What it did not say was that Meena, and her investor husband K. Ganesh, are masters of scaling up businesses as well as successfully exiting them. Meena Ganesh sold her first start-up, BPO company CustomerAsset, to ICICI. She also co-promoted TutorVista, which was acquired by global education services company Pearson for $213 million in one of the largest deals in the Indian education sector. As the CEO of Portea Medical, her latest start-up, she has again scaled up an idea few thought could work - medical services at home, everything from physiotherapy and nursing to elder and new born care. The idea came around 2013 when Ganesh realised there was a "whitespace" outside of hospital care."I had experienced this with my parents' health. In the hospital, they were well cared for, but once you brought them home, you had to run from pillar to post to get anything," she says.

"That made me think. Chronic diseases in India are on a rise and that requires management. So does post-operative care." She began by "rolling in" a small unfunded start-up, founded by two Americans.Portea, says Ganesh, has grown revenues nearly 150 per cent in the last one year. It is clocking 120,000 customer visits a month and employs 5,000 people, including physiotherapists, doctors, nurses and technicians. The company's services are available in 18 Indian cities. It has raised nearly $47 million venture capital from two rounds.Ganesh, over the last one year, has acquired three companies and integrated them into Portea, adding new capabilities. For instance, in 2016, Portea acquired Health Mantra, which makes renting (and buying) of medical equipment easy.

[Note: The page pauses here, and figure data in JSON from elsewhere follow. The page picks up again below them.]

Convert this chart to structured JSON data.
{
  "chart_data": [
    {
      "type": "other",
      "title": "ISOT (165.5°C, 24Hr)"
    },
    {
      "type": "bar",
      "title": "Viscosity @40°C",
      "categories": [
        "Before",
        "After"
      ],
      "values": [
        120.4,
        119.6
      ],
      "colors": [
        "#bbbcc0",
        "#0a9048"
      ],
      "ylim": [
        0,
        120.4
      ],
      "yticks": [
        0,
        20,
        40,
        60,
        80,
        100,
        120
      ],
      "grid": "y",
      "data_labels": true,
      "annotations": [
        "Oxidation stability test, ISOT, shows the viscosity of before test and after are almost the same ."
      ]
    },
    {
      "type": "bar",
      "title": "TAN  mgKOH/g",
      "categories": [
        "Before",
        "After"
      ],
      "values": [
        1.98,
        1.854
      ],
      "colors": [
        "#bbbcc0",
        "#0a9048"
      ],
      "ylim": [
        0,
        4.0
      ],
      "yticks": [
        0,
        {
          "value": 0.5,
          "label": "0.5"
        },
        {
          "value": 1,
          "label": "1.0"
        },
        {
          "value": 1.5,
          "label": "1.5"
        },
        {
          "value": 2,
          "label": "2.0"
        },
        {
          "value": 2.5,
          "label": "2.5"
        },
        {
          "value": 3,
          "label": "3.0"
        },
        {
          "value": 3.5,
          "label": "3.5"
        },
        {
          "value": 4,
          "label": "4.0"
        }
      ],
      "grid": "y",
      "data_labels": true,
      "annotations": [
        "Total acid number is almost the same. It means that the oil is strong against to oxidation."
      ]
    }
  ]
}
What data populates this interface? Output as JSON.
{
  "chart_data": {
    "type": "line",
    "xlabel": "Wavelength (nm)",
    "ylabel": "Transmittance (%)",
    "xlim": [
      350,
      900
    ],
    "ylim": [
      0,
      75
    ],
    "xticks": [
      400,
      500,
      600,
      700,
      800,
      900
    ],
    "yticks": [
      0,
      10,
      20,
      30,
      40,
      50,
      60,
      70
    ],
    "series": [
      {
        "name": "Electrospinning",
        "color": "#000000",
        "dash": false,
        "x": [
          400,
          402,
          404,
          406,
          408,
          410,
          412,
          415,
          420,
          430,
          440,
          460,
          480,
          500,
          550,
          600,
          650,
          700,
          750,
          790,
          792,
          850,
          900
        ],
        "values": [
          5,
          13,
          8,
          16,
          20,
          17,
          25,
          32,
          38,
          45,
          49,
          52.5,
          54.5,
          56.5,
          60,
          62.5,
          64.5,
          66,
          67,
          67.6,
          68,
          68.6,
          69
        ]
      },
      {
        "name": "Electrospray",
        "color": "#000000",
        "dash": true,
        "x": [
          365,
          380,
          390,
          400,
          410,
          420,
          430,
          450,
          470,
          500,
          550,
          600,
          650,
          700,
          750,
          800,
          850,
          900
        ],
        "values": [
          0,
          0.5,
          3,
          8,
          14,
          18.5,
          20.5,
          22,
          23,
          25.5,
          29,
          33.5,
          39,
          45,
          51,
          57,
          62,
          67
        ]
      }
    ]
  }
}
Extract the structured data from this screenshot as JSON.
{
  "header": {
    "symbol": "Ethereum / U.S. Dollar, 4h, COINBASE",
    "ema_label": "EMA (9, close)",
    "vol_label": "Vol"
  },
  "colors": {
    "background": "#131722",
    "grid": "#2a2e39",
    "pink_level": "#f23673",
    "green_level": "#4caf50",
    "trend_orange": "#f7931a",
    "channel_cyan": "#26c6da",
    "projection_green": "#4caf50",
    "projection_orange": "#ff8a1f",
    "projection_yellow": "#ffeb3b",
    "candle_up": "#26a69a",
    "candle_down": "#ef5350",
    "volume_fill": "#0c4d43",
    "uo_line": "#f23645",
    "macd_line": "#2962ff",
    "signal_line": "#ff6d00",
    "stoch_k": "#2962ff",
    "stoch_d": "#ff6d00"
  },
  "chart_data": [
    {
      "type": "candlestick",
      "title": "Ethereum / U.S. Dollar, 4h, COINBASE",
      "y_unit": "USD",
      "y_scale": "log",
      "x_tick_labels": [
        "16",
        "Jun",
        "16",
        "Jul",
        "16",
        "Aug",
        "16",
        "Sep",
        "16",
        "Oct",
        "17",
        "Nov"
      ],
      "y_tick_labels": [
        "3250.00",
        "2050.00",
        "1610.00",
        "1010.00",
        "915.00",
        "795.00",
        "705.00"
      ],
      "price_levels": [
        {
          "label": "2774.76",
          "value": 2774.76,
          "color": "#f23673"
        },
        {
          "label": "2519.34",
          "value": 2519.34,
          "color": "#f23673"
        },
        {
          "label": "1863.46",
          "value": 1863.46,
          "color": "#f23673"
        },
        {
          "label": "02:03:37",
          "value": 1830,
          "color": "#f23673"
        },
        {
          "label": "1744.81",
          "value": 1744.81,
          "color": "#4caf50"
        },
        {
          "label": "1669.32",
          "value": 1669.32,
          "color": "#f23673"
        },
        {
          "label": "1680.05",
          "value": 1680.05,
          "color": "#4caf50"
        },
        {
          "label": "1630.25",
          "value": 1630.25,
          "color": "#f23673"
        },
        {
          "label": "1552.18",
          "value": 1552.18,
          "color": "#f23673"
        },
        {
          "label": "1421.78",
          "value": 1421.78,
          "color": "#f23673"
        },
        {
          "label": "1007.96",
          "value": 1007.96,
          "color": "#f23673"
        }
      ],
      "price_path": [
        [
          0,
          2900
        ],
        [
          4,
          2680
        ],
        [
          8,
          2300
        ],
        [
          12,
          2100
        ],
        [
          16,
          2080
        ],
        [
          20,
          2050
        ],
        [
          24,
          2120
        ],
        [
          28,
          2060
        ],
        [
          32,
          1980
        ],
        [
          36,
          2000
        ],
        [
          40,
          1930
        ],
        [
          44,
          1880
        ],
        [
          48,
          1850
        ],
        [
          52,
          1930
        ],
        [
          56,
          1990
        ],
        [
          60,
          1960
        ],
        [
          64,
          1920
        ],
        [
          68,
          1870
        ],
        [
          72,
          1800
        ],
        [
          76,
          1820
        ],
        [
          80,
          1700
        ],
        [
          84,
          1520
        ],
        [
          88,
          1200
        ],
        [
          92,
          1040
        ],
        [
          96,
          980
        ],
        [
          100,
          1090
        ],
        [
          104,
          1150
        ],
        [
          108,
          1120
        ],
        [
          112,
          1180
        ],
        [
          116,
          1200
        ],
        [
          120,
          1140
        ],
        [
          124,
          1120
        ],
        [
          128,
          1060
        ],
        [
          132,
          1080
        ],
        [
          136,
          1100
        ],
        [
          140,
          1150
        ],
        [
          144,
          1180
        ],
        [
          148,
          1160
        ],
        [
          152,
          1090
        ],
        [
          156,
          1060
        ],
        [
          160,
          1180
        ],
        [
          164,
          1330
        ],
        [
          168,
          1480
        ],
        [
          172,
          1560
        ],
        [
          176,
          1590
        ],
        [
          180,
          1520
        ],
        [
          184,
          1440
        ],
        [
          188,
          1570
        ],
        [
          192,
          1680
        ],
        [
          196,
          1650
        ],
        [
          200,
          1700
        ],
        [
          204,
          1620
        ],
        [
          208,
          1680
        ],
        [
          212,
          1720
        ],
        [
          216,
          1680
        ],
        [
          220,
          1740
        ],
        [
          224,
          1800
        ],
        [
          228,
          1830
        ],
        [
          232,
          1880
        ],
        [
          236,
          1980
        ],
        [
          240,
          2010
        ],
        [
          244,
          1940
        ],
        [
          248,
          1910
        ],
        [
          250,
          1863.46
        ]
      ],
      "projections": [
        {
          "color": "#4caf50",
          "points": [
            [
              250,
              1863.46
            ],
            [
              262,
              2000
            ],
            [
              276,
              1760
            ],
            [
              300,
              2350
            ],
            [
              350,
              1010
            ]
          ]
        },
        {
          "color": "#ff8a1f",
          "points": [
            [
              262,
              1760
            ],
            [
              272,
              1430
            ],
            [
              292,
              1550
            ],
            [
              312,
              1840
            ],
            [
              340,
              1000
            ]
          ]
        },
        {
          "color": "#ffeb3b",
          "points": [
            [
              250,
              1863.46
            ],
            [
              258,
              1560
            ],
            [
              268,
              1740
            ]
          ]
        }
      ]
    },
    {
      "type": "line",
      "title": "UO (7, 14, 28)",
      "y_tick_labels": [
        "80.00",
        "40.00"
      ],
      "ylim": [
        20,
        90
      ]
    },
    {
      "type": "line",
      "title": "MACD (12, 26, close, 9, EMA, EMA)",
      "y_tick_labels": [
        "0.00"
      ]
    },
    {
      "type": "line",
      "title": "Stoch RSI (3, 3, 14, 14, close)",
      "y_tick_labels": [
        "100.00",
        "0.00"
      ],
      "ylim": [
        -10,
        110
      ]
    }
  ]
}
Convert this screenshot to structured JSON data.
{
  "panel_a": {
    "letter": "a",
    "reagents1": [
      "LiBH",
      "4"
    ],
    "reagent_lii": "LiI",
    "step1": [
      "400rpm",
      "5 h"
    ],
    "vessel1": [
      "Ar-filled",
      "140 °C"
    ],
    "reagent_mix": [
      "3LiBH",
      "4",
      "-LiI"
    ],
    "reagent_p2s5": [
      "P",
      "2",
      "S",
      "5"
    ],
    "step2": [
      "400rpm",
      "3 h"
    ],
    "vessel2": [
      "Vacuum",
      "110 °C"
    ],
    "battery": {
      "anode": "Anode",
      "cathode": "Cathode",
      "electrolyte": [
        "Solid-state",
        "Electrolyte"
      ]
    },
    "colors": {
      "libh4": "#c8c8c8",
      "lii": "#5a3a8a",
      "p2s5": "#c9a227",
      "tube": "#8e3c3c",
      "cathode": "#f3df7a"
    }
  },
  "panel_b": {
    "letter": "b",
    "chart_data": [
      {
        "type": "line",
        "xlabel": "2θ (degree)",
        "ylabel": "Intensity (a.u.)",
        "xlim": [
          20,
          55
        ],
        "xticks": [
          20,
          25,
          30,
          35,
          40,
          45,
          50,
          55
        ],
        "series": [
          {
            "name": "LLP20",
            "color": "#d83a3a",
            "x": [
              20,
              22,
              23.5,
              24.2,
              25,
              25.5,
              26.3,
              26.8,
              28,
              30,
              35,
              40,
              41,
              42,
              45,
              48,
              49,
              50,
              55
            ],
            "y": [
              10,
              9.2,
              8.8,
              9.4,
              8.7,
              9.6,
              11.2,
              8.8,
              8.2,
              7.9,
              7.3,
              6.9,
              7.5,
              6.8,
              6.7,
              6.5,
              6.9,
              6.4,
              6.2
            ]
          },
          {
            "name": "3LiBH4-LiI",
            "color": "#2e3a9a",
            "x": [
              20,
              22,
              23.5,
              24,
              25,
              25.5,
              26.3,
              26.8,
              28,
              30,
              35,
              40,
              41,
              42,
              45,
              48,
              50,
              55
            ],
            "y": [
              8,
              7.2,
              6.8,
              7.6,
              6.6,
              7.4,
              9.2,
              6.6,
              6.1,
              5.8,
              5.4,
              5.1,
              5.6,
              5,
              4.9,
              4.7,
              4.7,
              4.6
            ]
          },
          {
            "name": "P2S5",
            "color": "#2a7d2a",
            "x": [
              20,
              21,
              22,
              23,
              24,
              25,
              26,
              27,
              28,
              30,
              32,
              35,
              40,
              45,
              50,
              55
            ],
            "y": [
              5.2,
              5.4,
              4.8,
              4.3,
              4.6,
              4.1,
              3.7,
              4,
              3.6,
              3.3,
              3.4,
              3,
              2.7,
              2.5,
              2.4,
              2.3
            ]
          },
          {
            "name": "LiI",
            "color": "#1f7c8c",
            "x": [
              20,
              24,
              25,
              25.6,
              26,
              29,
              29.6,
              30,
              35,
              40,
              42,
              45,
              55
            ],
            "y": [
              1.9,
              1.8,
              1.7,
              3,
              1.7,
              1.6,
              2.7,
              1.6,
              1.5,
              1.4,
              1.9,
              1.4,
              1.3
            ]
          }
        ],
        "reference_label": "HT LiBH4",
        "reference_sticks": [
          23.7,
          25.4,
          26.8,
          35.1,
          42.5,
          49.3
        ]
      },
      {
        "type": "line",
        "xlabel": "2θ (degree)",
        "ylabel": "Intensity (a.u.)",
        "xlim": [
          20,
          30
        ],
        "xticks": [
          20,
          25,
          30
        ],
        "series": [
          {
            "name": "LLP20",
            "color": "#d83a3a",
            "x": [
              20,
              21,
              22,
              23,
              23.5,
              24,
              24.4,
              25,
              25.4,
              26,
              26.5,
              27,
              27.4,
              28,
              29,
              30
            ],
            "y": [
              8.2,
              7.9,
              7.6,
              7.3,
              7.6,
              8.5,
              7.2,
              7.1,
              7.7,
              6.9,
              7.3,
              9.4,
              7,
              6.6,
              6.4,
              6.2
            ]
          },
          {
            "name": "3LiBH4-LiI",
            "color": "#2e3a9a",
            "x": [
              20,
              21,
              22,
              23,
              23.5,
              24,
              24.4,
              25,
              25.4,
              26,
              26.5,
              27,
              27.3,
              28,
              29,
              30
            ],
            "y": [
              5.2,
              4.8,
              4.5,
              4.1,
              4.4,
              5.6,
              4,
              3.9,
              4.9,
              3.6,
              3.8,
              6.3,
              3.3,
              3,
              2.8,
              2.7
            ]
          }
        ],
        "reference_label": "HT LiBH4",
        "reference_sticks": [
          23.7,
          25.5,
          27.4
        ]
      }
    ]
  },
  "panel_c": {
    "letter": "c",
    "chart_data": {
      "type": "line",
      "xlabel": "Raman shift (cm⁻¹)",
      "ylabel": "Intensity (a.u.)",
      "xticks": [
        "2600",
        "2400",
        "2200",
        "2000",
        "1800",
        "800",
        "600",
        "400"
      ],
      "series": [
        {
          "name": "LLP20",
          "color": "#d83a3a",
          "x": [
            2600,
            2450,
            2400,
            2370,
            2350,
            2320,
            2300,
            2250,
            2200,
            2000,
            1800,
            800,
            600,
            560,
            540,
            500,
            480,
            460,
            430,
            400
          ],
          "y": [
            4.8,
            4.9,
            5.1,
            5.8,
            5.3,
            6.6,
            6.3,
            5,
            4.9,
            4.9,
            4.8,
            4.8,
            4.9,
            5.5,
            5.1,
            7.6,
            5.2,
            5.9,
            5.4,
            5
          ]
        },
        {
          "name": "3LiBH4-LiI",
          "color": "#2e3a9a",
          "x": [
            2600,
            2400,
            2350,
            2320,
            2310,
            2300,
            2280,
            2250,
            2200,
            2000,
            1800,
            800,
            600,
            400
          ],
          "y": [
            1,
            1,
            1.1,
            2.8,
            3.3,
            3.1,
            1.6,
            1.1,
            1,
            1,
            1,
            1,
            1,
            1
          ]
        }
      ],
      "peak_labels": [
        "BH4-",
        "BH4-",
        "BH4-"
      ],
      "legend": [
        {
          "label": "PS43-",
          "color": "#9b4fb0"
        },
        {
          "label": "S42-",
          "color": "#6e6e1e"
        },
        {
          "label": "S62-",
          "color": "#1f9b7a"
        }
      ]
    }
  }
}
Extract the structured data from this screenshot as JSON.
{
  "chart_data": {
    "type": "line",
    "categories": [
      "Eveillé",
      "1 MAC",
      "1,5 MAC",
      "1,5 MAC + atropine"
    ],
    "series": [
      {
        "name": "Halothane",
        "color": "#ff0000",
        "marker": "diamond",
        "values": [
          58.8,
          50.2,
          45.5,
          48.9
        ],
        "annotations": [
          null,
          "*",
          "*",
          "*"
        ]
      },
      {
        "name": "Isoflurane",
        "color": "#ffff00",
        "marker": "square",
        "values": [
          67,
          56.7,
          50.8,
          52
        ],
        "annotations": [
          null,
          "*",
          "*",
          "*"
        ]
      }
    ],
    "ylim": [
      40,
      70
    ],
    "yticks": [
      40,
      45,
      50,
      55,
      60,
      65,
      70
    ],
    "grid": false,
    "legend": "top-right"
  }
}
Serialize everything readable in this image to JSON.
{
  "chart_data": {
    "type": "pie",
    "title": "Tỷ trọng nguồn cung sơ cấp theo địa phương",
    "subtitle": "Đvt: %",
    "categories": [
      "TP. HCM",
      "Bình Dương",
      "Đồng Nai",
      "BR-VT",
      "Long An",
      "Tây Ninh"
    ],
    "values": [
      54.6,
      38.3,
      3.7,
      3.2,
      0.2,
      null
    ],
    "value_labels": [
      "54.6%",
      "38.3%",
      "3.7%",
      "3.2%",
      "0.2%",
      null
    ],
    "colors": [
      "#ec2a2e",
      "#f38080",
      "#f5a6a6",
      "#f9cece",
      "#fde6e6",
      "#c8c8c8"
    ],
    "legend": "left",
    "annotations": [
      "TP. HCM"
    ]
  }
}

"We realised patients needed a lot of medical equipment. Renting or buying is challenging as local pharmacies don't keep them and you have to go to specialised surgical shops. Why would you want to buy a five-function fowler bed permanently? You want it for the time the person is sick," Ganesh says. "Now, we can set up an ICU at home with all monitoring devices as well as provide a nurse. We offer solutions to customers rather than just a part - that's how our business has changed."